E aí o que acontece? Vez ou outra eu abro meu perfil corporativo só para aplaudir e desejar sucesso para meus amigos, e me deparo com uma pequena crise de identidade profissional: eu sou redator & terapeuta? Como vão entender isso? Como que pode?
Isso impacta na rotina de trabalho. Até hoje só a Fome topou essa maluquice de me permitir não ir à agência às segundas de manhã. Aliás, galera, eu sou super grato por isso!
Sou grato não só por mim, mas pela reflexão que isso me permite fazer hoje, e que posso compartilhar com mais pessoas nesse tal de mercado.
Acontece que não sou só eu nessa situação. Nós, pessoas, seres humaninhos, não conseguimos nos reduzir mais a só um objetivo profissional. A vida não é assim, ou é? Ainda que nossas escolhas de trabalho sejam importantes para dar foco na carreira, o que nos constitui moral, eticamente, intelectualmente, emocionalmente… vai muito além disso. Vai muito além de uma só escolha na vida.
Um parêntesis: afinal, reduzir uma pessoa à sua identidade profissional, ao seu trabalho, perguntar “o que você faz” na balada para alguém que você acabou de conhecer, é de interesse de quem? Quem ganha com essa ideia fixa formada socialmente que somos o que fazemos, somos funcionários de algo ou alguém, somos o tempo que empregamos e que nos empregam? Você já se fez essas perguntas?

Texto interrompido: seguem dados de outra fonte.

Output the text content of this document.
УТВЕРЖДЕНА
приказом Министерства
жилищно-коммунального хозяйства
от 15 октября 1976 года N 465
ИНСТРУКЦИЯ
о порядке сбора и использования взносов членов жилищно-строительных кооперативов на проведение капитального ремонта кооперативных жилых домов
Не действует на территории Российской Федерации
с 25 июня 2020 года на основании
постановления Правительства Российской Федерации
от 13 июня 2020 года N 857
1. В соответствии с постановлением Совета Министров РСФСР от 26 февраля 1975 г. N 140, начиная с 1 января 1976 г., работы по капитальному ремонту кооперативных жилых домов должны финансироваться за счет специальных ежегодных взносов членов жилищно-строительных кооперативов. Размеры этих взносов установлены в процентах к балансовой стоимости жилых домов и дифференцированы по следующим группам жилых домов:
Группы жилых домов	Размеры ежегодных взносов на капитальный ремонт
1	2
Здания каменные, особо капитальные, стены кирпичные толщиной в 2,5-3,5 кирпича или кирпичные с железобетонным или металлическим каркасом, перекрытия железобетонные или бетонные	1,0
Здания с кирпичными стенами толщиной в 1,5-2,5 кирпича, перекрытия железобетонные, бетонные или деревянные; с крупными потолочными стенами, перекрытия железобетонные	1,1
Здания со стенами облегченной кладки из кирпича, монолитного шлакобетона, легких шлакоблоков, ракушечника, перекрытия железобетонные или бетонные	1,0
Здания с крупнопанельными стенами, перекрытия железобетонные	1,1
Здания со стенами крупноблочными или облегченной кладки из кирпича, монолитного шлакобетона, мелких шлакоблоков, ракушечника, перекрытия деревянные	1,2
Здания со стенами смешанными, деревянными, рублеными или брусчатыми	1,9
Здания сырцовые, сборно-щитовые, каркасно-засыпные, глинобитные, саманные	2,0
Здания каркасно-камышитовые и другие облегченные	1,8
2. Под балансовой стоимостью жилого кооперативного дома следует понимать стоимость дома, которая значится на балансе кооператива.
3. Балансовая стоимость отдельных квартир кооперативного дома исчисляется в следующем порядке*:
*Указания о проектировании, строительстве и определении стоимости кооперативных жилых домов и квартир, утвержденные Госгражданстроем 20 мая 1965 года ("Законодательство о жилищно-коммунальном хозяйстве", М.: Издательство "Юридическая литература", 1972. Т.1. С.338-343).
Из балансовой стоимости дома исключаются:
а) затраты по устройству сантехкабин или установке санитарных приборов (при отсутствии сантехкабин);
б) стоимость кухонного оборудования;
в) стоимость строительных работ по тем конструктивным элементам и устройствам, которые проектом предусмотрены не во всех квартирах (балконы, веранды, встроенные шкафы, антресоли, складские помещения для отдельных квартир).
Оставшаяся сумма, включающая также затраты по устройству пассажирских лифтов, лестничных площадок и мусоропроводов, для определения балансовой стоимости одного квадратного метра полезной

São muitos por aí que mudam de carreira aos pouquinhos, ou pelas contingências do mercado, ou pela imaturidade ao decidir a faculdade com 17 anos. Também são muitos aqueles que dão saltos horizontais nos cargos, ou que resolvem investir mais tempo em um hobby e se percebem profissionalmente mais felizes assim… e são alguns que, por vontade ou necessidade de dinheiro, somam cargos e profissões. Tenho o privilégio de estar no primeiro grupo, mas não é assim com todos nessa situação. Bem, isso é outro papo.
O que quero destacar agora é o seguinte: eu realmente não sei o que colocar no meu perfil porque eu – e você também, mesmo que não assuma – somos voláteis, mudamos, mexemos, subimos, descemos, brotamos, enchemos, vazamos e queremos estar em constante movimento. Assim como a água num rio.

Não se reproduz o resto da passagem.